Türkiye’nin başlangıçtan itibaren dostane, yapıcı, iş birliğine açık, destekleyici bir tavır sergilediğini belirten Akar, “Bizim gemilerimiz Fransız gemisine talepleri üzerine yakıt ikmali dahi sağlanmıştır” diye konuştu. Akar, hususa ait şunları kaydetti:
“Fransız gemisi taciz edilmediği üzere Fransa gemisi Türkiye’nin üç gemisinin ilerlediği konvoya 20 deniz mili süratle araya girmek suretiyle çok tehlikeli bir manevra yapmış, mevcut NATO yollarını de dikkate almayarak, muhabere irtibatı dahi kurmamıştır. Başkaca NATO makamlarına savları destekleyecek teknik dataları sunamamışlardır. Türkiye NATO’nun merkezinde tüm ortak pahalarını paylaşan, sorumluluklarını her vakit mahalline getiren ve konumuna getirmeye de devam edecek olan bir ittifak üyesidir. NATO makamları Türk işçinin hadise sırasındaki profesyonel ve ihtiyatlı yaklaşımına teşekkür etmiştir. Hasebiyle biz de Fransız müttefiklerimizden hala bir özür bekliyoruz.”
‘AZERBAYCAN’IN ACISI BİZİM ACIMIZDIR’
Bakan Akar, Azerbaycan-Ermenistan hududunda yaşanan çatışmalara ait ise, “Ermenistan’ın, Azerbaycan’ın Tovuz yerinde gerçekleştirdiği saldırıyı şiddetle kınıyoruz. Azerbaycan’ın acısı bizim acımızdır, bu acıyı derinden hissediyoruz” diye konuştu.

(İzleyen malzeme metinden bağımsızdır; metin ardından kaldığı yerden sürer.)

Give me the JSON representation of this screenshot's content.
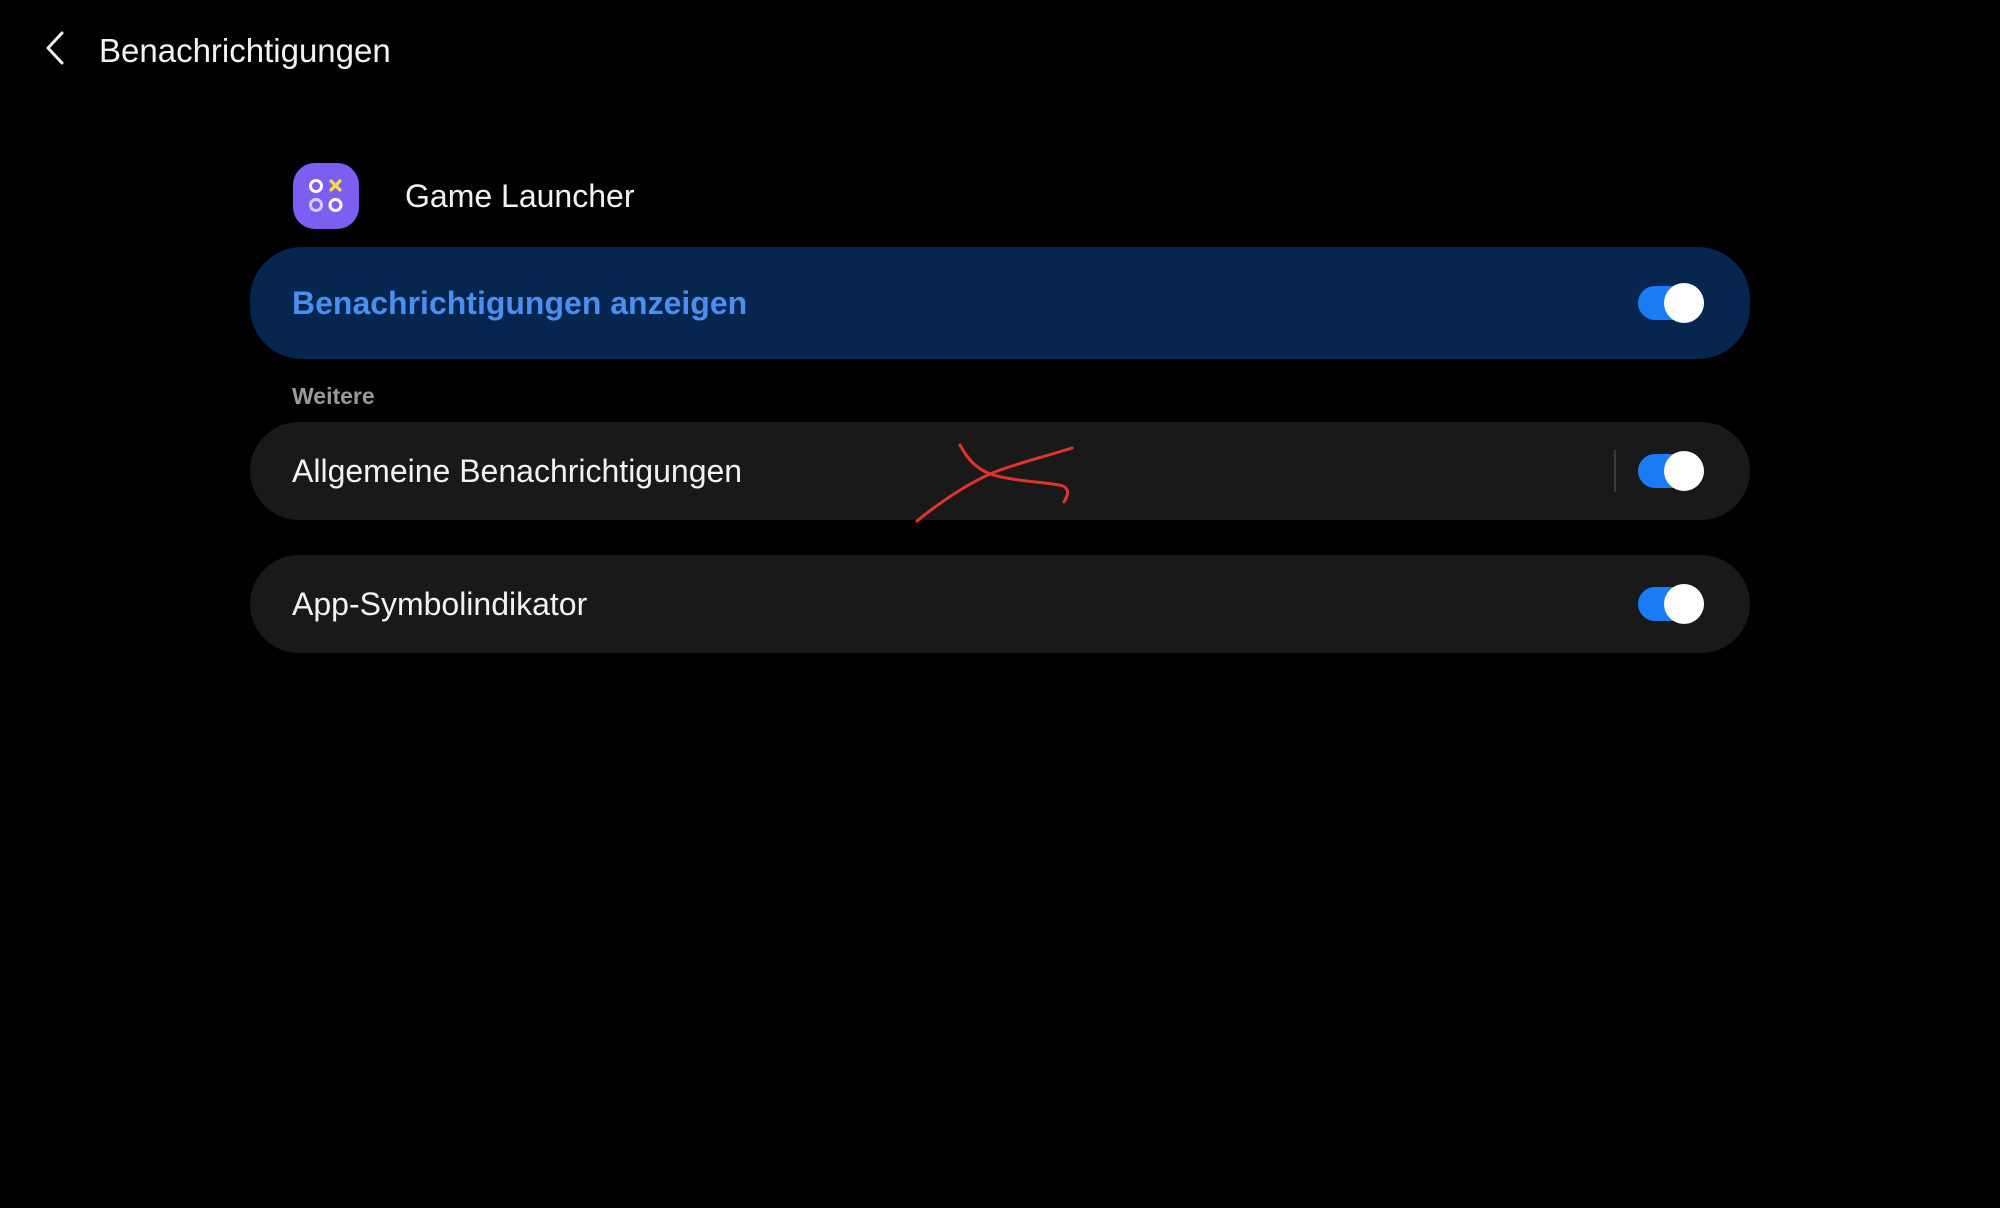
{
  "header": {
    "back_icon": "chevron-left-icon",
    "title": "Benachrichtigungen"
  },
  "app": {
    "icon": "game-launcher-icon",
    "icon_color": "#7c5ef0",
    "name": "Game Launcher"
  },
  "main_toggle": {
    "label": "Benachrichtigungen anzeigen",
    "enabled": true,
    "background": "#06264f",
    "label_color": "#4a8ef0"
  },
  "section": {
    "label": "Weitere"
  },
  "settings": [
    {
      "label": "Allgemeine Benachrichtigungen",
      "enabled": true
    },
    {
      "label": "App-Symbolindikator",
      "enabled": true
    }
  ],
  "colors": {
    "background": "#000000",
    "card": "#191919",
    "accent": "#1a7cf5",
    "annotation": "#e0342b"
  }
}
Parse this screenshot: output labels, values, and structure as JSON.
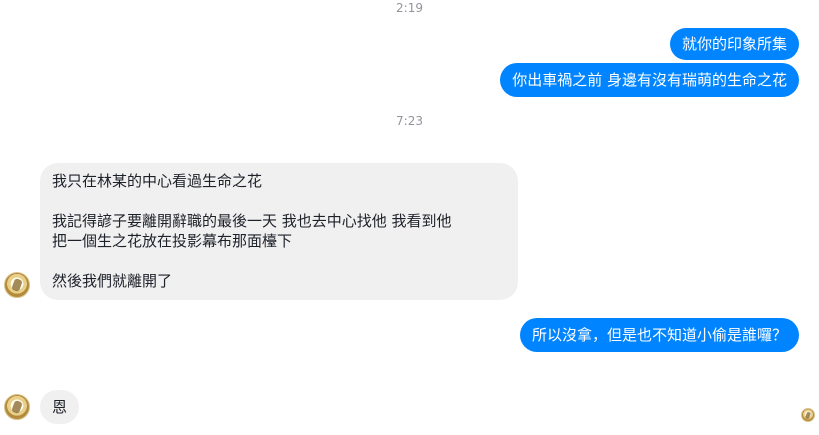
{
  "conversation": {
    "timestamps": [
      "2:19",
      "7:23"
    ],
    "outgoing_1": [
      "就你的印象所集",
      "你出車禍之前 身邊有沒有瑞萌的生命之花"
    ],
    "incoming_1": {
      "p1": "我只在林某的中心看過生命之花",
      "p2_line1": "我記得諺子要離開辭職的最後一天 我也去中心找他 我看到他",
      "p2_line2": "把一個生之花放在投影幕布那面檯下",
      "p3": "然後我們就離開了"
    },
    "outgoing_2": "所以沒拿，但是也不知道小偷是誰囉？",
    "incoming_2": "恩"
  }
}
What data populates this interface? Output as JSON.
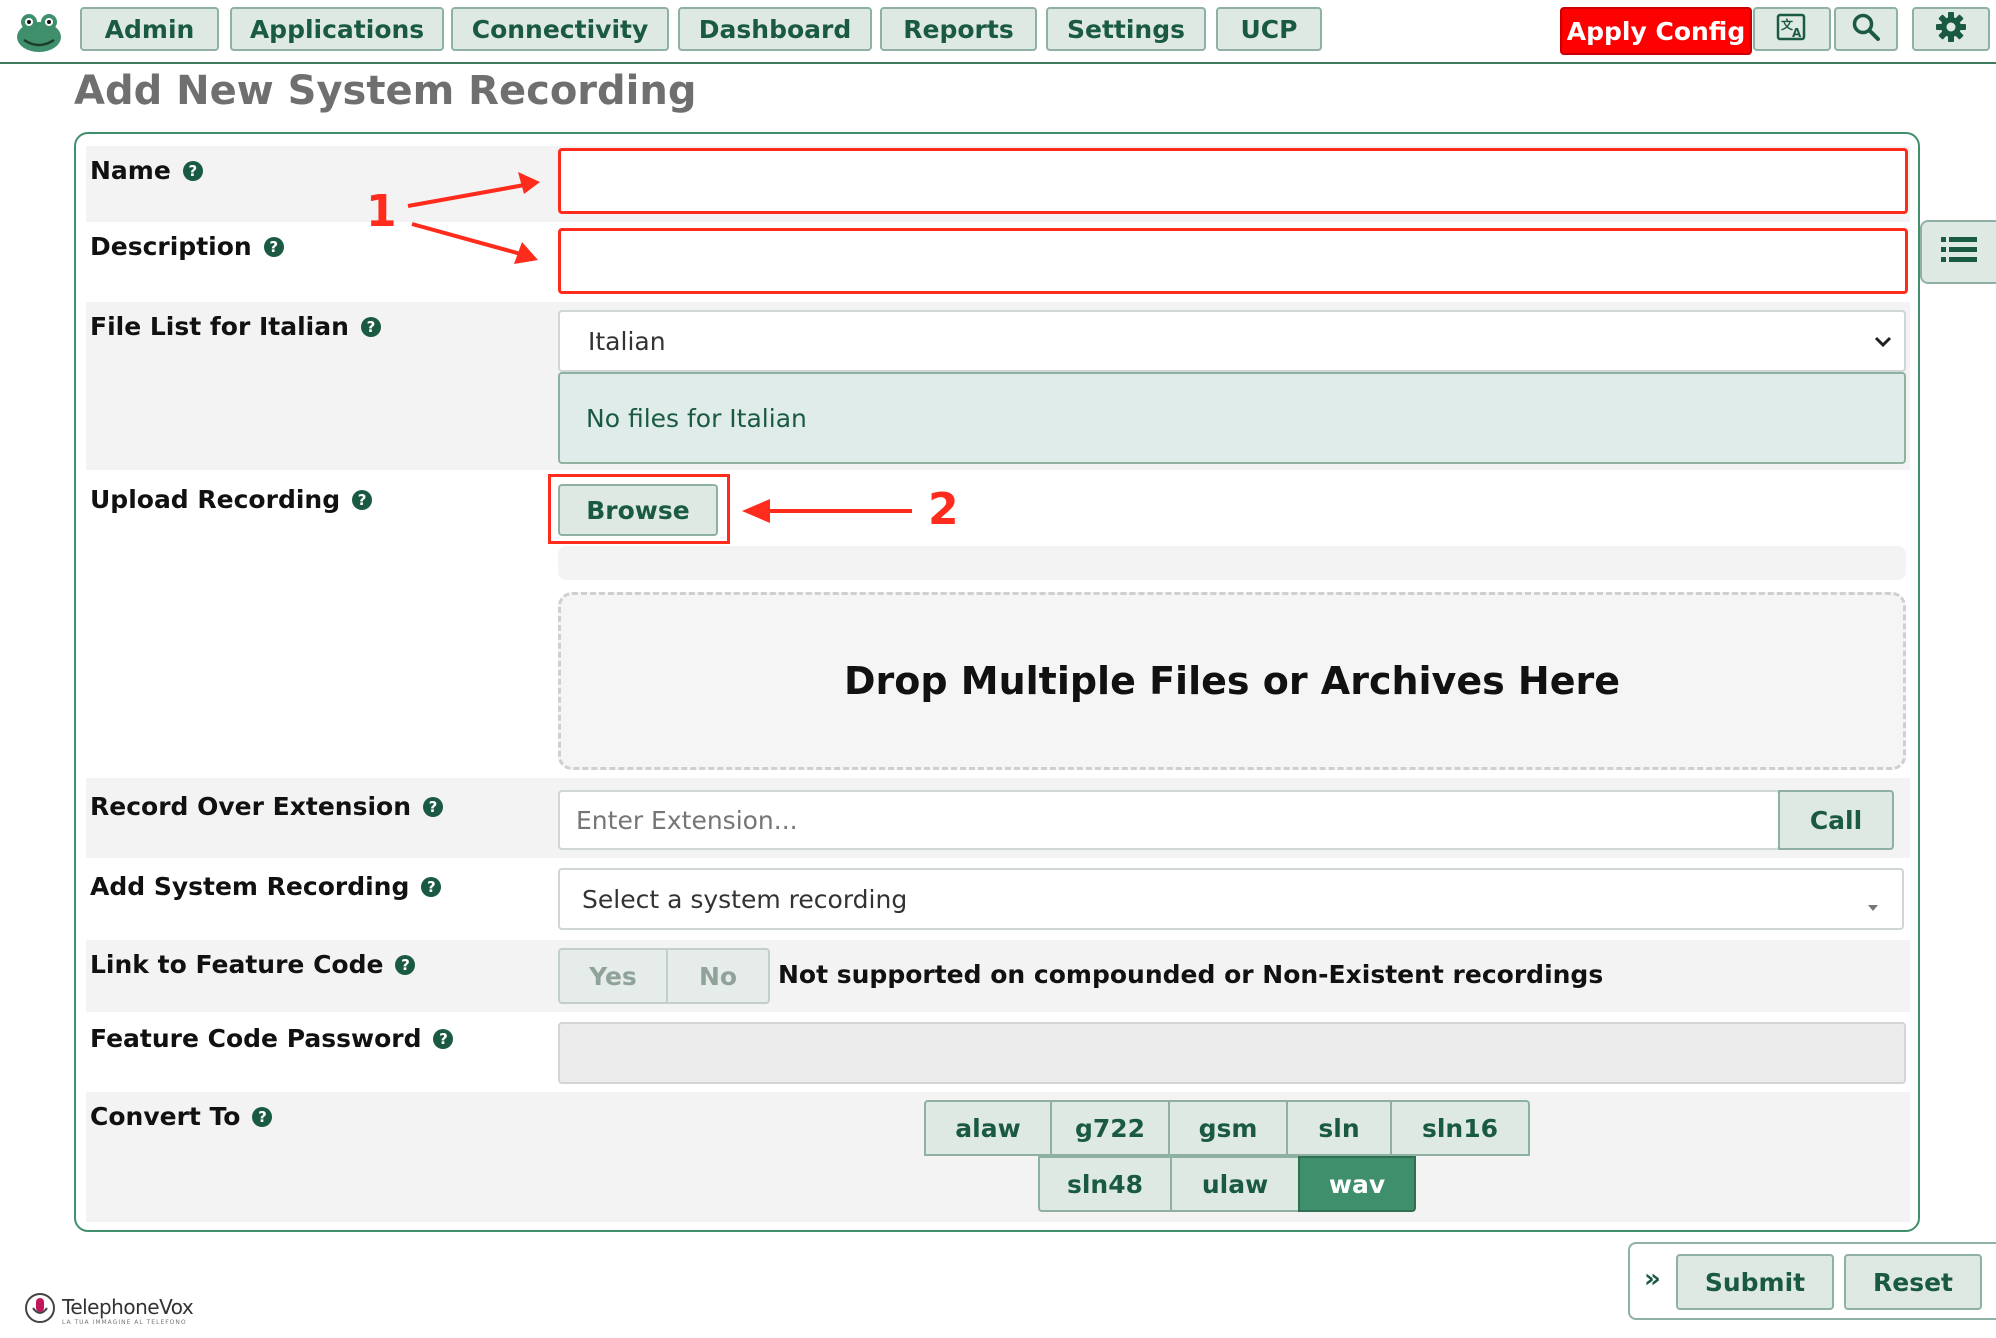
{
  "nav": {
    "items": [
      "Admin",
      "Applications",
      "Connectivity",
      "Dashboard",
      "Reports",
      "Settings",
      "UCP"
    ],
    "apply_label": "Apply Config"
  },
  "page": {
    "title": "Add New System Recording"
  },
  "form": {
    "name_label": "Name",
    "description_label": "Description",
    "file_list_label": "File List for Italian",
    "language_selected": "Italian",
    "no_files_text": "No files for Italian",
    "upload_label": "Upload Recording",
    "browse_label": "Browse",
    "dropzone_text": "Drop Multiple Files or Archives Here",
    "record_over_label": "Record Over Extension",
    "extension_placeholder": "Enter Extension...",
    "call_label": "Call",
    "add_system_label": "Add System Recording",
    "system_select_placeholder": "Select a system recording",
    "link_feature_label": "Link to Feature Code",
    "yes_label": "Yes",
    "no_label": "No",
    "link_note": "Not supported on compounded or Non-Existent recordings",
    "feature_password_label": "Feature Code Password",
    "convert_label": "Convert To",
    "formats_row1": [
      "alaw",
      "g722",
      "gsm",
      "sln",
      "sln16"
    ],
    "formats_row2": [
      "sln48",
      "ulaw",
      "wav"
    ],
    "active_format": "wav"
  },
  "annotations": {
    "one": "1",
    "two": "2"
  },
  "footer": {
    "submit_label": "Submit",
    "reset_label": "Reset",
    "expand_glyph": "»",
    "brand": "TelephoneVox",
    "tagline": "LA TUA IMMAGINE AL TELEFONO"
  },
  "colors": {
    "accent": "#1b5a42",
    "apply": "#ff0000",
    "annotation": "#ff2b1c"
  },
  "icons": [
    "frog-logo-icon",
    "translate-icon",
    "search-icon",
    "gear-icon",
    "list-icon",
    "help-icon",
    "chevron-down-icon"
  ]
}
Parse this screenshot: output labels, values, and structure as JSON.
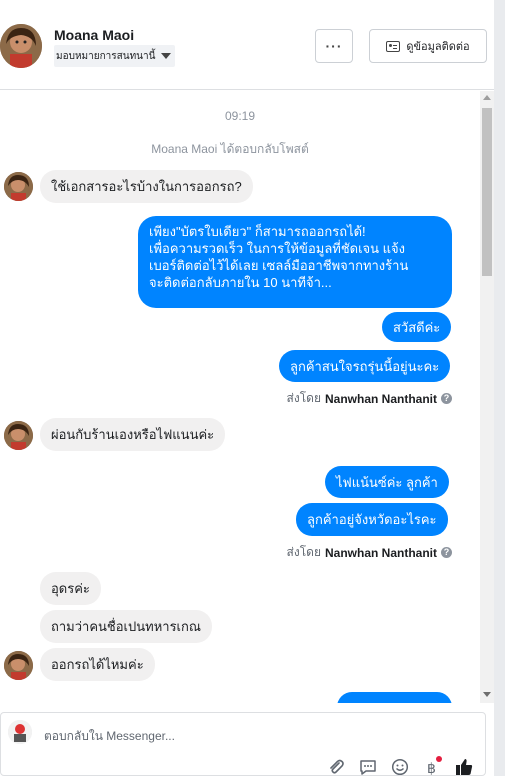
{
  "header": {
    "contact_name": "Moana Maoi",
    "assign_label": "มอบหมายการสนทนานี้",
    "more_label": "···",
    "contact_info_label": "ดูข้อมูลติดต่อ"
  },
  "chat": {
    "timestamp": "09:19",
    "event": "Moana Maoi ได้ตอบกลับโพสต์",
    "messages": {
      "m1": "ใช้เอกสารอะไรบ้างในการออกรถ?",
      "m2_line1": "เพียง\"บัตรใบเดียว\" ก็สามารถออกรถได้!",
      "m2_line2": "เพื่อความรวดเร็ว ในการให้ข้อมูลที่ชัดเจน แจ้ง",
      "m2_line3": "เบอร์ติดต่อไว้ได้เลย เซลล์มืออาชีพจากทางร้าน",
      "m2_line4": "จะติดต่อกลับภายใน 10 นาทีจ้า...",
      "m3": "สวัสดีค่ะ",
      "m4": "ลูกค้าสนใจรถรุ่นนี้อยู่นะคะ",
      "m5": "ผ่อนกับร้านเองหรือไฟแนนค่ะ",
      "m6": "ไฟแน้นซ์ค่ะ ลูกค้า",
      "m7": "ลูกค้าอยู่จังหวัดอะไรคะ",
      "m8": "อุดรค่ะ",
      "m9": "ถามว่าคนชื่อเปนทหารเกณ",
      "m10": "ออกรถได้ไหมค่ะ"
    },
    "sent_by_prefix": "ส่งโดย",
    "sent_by_name": "Nanwhan Nanthanit",
    "info_glyph": "?"
  },
  "composer": {
    "placeholder": "ตอบกลับใน Messenger..."
  },
  "colors": {
    "outgoing": "#0084ff",
    "incoming": "#f1f0f0",
    "muted": "#8d949e"
  },
  "icons": [
    "paperclip-icon",
    "saved-reply-icon",
    "emoji-icon",
    "payment-icon",
    "thumbs-up-icon"
  ]
}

Bu menfur atağa Azerbaycanlıların kahramanca yanıt verdiğini belirten Akar, şöyle konuştu:
“Saldırı sonucu şehit düşen can kardeşlerimize Allah’tan rahmet, yaralılarımıza acil şifalar, kardeş Azerbaycan halkına da başsağlığı diliyoruz. Şunu çok net tabir etmek isterim ki Yukarı Karabağ’ı hiçbir türel münasebet ve meşruiyete dayanmadan işgal eden Ermenistan’a karşı Azerbaycan’ın, Azerbaycanlı silah arkadaşlarımızın sonuna kadar yanındayız. Sayın Cumhurbaşkanımızın tabir ettikleri üzere bu menfur saldırıyı yapanlar, uzunluklarını aşan bir işe girişmişlerdir. Ermenistan açtığı bu kumpasta boğulacaktır.”
Akar ve TSK Komuta Kademesi, merasimin akabinde 15 Temmuz’daki darbe teşebbüsüne mahzur olmaya çalışırken şehit olanların yakınları, sivil ve er gazilerle bir araya geldi.